For those of my readers living in the Channel Islands it has been a pretty unusual week – the worst snow storm and blizzards for 30 years, trees down across the islands, roads impassable, schools closed for three days etc etc! The result was a significant disruption to business across the islands.
For local businesses with local clients the impact was probably not too severe. If you couldn’t operate your business it wasn’t the end of the world because your customers were all playing in the snow or stuck at home looking after children so wouldn’t be buying from you anyway. However, for those running essential services or with clients in other jurisdictions the need to operate as close to ‘business as usual’ as possible was very important.
So, how did you cope?
Were you able to contact your staff? Did you even know which staff were likely to able to get in? i.e those living in walking distance without school age children to consider. Were you able to easily prioritise your services and allocate your limited manpower accordingly?

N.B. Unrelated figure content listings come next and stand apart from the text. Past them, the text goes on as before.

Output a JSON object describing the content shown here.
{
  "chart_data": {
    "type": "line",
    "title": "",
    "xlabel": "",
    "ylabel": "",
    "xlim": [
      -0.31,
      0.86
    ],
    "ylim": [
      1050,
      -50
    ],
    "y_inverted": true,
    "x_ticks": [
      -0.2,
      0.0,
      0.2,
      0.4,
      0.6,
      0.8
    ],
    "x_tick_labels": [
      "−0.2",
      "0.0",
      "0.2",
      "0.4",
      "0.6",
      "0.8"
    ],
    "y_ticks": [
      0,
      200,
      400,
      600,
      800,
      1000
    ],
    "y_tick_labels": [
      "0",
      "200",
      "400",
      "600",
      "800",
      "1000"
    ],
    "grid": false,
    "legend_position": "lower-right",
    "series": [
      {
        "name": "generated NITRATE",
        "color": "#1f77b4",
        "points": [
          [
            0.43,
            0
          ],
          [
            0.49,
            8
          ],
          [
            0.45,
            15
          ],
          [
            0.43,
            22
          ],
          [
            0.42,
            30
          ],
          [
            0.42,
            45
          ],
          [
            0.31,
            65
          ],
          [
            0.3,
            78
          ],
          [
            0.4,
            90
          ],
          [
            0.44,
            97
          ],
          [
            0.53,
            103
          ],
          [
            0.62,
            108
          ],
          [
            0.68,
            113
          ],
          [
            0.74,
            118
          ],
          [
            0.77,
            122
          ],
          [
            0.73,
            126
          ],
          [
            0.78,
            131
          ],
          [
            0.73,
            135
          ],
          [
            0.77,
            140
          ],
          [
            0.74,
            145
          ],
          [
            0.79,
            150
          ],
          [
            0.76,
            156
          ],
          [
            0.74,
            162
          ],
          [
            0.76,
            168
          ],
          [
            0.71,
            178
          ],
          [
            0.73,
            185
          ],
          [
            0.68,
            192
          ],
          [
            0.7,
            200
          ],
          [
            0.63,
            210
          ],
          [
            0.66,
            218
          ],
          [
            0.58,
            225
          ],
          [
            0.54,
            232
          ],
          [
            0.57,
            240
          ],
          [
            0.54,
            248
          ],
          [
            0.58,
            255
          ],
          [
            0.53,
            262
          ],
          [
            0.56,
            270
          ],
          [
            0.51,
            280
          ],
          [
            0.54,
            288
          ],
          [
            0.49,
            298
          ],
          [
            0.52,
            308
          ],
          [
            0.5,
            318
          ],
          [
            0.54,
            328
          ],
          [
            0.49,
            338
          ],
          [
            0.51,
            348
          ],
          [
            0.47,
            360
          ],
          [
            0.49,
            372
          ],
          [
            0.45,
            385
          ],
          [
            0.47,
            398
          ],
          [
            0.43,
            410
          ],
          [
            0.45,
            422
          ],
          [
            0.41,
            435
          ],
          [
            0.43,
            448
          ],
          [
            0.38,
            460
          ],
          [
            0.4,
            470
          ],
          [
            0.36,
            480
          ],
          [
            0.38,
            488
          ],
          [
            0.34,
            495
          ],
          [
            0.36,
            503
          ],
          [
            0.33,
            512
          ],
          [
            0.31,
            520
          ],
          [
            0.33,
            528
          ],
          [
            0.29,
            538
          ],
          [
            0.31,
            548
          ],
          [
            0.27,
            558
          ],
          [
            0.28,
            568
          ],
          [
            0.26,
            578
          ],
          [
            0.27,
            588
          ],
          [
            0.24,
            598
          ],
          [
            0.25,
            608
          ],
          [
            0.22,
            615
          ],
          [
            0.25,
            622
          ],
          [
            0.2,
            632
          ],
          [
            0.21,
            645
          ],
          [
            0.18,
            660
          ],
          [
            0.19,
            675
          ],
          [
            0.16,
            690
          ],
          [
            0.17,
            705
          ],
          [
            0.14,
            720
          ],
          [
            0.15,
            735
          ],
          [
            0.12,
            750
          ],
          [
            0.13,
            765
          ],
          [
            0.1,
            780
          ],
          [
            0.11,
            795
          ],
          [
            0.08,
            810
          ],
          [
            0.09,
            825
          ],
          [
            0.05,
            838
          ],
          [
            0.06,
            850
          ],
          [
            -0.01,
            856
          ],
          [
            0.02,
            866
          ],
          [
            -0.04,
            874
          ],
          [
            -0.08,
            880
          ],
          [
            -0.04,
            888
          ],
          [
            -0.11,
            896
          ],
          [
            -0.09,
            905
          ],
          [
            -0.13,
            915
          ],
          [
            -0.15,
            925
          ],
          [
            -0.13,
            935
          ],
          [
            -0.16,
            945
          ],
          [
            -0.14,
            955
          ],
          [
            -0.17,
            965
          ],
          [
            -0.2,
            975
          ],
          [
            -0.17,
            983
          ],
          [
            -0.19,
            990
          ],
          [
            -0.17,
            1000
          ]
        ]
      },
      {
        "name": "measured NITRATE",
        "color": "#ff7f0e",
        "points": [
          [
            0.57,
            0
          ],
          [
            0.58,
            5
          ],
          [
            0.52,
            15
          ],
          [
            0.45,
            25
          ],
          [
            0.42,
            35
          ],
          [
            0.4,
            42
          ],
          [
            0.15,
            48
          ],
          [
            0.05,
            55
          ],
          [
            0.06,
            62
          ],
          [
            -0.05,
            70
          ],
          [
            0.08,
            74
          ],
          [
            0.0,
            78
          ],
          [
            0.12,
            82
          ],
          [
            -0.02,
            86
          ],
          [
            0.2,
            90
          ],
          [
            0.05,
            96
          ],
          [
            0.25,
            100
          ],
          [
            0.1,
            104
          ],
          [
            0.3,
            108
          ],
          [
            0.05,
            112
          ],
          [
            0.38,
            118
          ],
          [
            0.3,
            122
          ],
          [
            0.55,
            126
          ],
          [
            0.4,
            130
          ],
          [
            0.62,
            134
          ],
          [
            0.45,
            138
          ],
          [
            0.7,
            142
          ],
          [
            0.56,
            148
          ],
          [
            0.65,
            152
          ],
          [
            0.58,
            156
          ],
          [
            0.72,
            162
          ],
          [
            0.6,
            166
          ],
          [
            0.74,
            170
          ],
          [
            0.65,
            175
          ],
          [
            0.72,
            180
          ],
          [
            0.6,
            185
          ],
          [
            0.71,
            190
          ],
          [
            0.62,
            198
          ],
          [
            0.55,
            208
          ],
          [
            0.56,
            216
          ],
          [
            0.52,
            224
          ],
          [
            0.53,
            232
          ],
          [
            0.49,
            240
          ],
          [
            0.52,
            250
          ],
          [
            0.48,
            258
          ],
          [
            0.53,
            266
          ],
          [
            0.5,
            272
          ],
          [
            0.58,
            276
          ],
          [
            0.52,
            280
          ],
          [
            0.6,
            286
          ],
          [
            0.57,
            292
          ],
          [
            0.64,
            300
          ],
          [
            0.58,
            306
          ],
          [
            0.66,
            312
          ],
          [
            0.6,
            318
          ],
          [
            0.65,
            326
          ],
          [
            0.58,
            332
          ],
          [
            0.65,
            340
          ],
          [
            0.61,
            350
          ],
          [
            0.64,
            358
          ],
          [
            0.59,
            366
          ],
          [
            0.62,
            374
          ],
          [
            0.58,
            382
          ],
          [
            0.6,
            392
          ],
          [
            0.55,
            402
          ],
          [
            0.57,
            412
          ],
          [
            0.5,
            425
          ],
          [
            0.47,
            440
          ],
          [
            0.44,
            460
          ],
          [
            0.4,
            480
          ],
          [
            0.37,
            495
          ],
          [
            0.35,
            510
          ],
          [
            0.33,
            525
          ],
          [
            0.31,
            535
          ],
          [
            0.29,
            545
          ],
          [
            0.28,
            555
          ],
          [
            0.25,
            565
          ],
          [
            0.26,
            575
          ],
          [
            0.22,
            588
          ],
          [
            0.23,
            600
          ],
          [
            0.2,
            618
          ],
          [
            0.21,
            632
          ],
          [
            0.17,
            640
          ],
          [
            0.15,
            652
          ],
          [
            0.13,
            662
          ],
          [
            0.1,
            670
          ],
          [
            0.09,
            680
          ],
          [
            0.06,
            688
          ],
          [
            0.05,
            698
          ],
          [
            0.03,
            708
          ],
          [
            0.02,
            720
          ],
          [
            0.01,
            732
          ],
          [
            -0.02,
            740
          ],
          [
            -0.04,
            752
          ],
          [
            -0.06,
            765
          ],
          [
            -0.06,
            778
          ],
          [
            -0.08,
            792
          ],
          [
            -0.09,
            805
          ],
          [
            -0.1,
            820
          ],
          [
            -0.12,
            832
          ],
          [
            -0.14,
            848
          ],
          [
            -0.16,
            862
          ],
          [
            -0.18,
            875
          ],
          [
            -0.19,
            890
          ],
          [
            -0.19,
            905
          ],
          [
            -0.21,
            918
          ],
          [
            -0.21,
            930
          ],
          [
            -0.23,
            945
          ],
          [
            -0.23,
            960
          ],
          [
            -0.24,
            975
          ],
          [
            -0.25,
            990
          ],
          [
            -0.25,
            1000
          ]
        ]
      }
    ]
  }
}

It is very easy to just put this incident down to experience and hope that disruption of this kind won’t happen again for another 30 years, but that is not a good way to run a business!
As business leaders we must be continuously aware of the potential for major disruption and have plans in place to ensure the continuity of our business. Some of these events can be planned for, if not predicted, such as weather events, power cuts and staff illness. These are the ‘known unknowns’. What about the ‘unknown unknowns’ the things that you aren’t even aware of that could happen and disrupt your business. Until this week a three day snow event almost fell into this category!
Whilst this disruption is still fresh in your mind, it is an ideal time to review your Business Continuity Plans to asses what worked well, what didn’t and what needs to change. This is where it can be very beneficial to get an external facilitator in to help with this review and to ask those uncomfortable questions that we try to avoid when doing an internal review!